San Francisco built the Civic Center after the devastating 1906 earthquake and fires to provide a central location for local, state and federal government agencies. The Beaux Arts style facades also attracted cultural activities to the area. The neighborhood has hotels, retail shops and residential property as well. Located just north of the SoMa neighborhood, the community is encompassed by Market, Franklin, Turk and Leavenworth Streets.
The area is home to the Asian Art Museum, several private galleries and the city’s ballet company and opera house. The Civic Center Plaza is a common location for festivals and political rallies. A portion of Fulton Street is the site of a pedestrian-only market. There are monuments to the UN, James Lick and Simon Bolivar. The Pioneer Monument is one of the few structures in the area that predate the disaster.
As the epicenter of power and renowned cultural venues, the Civic Center area has numerous restaurants. Food stands are a quick and inexpensive way to enjoy a meal or snack on the plaza. Vendors sell gyros, tamales, kimchi hotdogs, kettle corn, stuffed Indian flatbread and frozen yogurt.
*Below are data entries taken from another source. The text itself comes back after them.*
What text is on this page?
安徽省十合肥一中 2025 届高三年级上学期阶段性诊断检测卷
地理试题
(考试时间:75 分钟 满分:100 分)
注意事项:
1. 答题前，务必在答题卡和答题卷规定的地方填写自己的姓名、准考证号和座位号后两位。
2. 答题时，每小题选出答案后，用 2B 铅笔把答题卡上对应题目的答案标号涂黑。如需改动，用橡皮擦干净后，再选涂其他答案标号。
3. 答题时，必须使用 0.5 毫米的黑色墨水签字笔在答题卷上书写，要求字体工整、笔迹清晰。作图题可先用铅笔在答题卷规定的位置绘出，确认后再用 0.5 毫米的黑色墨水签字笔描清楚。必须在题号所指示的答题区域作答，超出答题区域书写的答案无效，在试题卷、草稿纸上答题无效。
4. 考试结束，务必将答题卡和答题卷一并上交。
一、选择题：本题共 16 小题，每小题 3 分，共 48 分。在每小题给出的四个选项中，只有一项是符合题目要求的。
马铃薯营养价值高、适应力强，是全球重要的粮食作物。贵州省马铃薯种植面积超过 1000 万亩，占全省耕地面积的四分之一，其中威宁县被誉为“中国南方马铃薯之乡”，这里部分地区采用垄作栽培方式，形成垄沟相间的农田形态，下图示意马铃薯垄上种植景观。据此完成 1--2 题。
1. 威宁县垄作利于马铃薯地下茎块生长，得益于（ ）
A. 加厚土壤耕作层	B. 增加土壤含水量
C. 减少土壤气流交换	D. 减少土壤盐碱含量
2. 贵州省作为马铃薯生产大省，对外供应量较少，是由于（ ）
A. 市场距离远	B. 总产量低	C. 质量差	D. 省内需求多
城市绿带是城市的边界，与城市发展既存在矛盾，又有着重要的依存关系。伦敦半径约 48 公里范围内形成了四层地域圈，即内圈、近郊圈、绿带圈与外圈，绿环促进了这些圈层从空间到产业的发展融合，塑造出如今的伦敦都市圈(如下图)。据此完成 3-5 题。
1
Maharani is regarded as one of the best Indian eateries in the city, and Brenda’s French Soul Food serves chocolate beignets and jambalaya. Other ethnic restaurants include Vietnamese, Thai, Peruvian, Mexican and Japanese. A broad assortment of retailers is located near the Civic Center. Shoppers can purchase antiques, bicycles, clothing, jewelry and fine art.
The Civic Center is listed on the National Register of Historic Places and is a Designated National Landmark. The F Market historic cable car line provides service in the Civic Center area.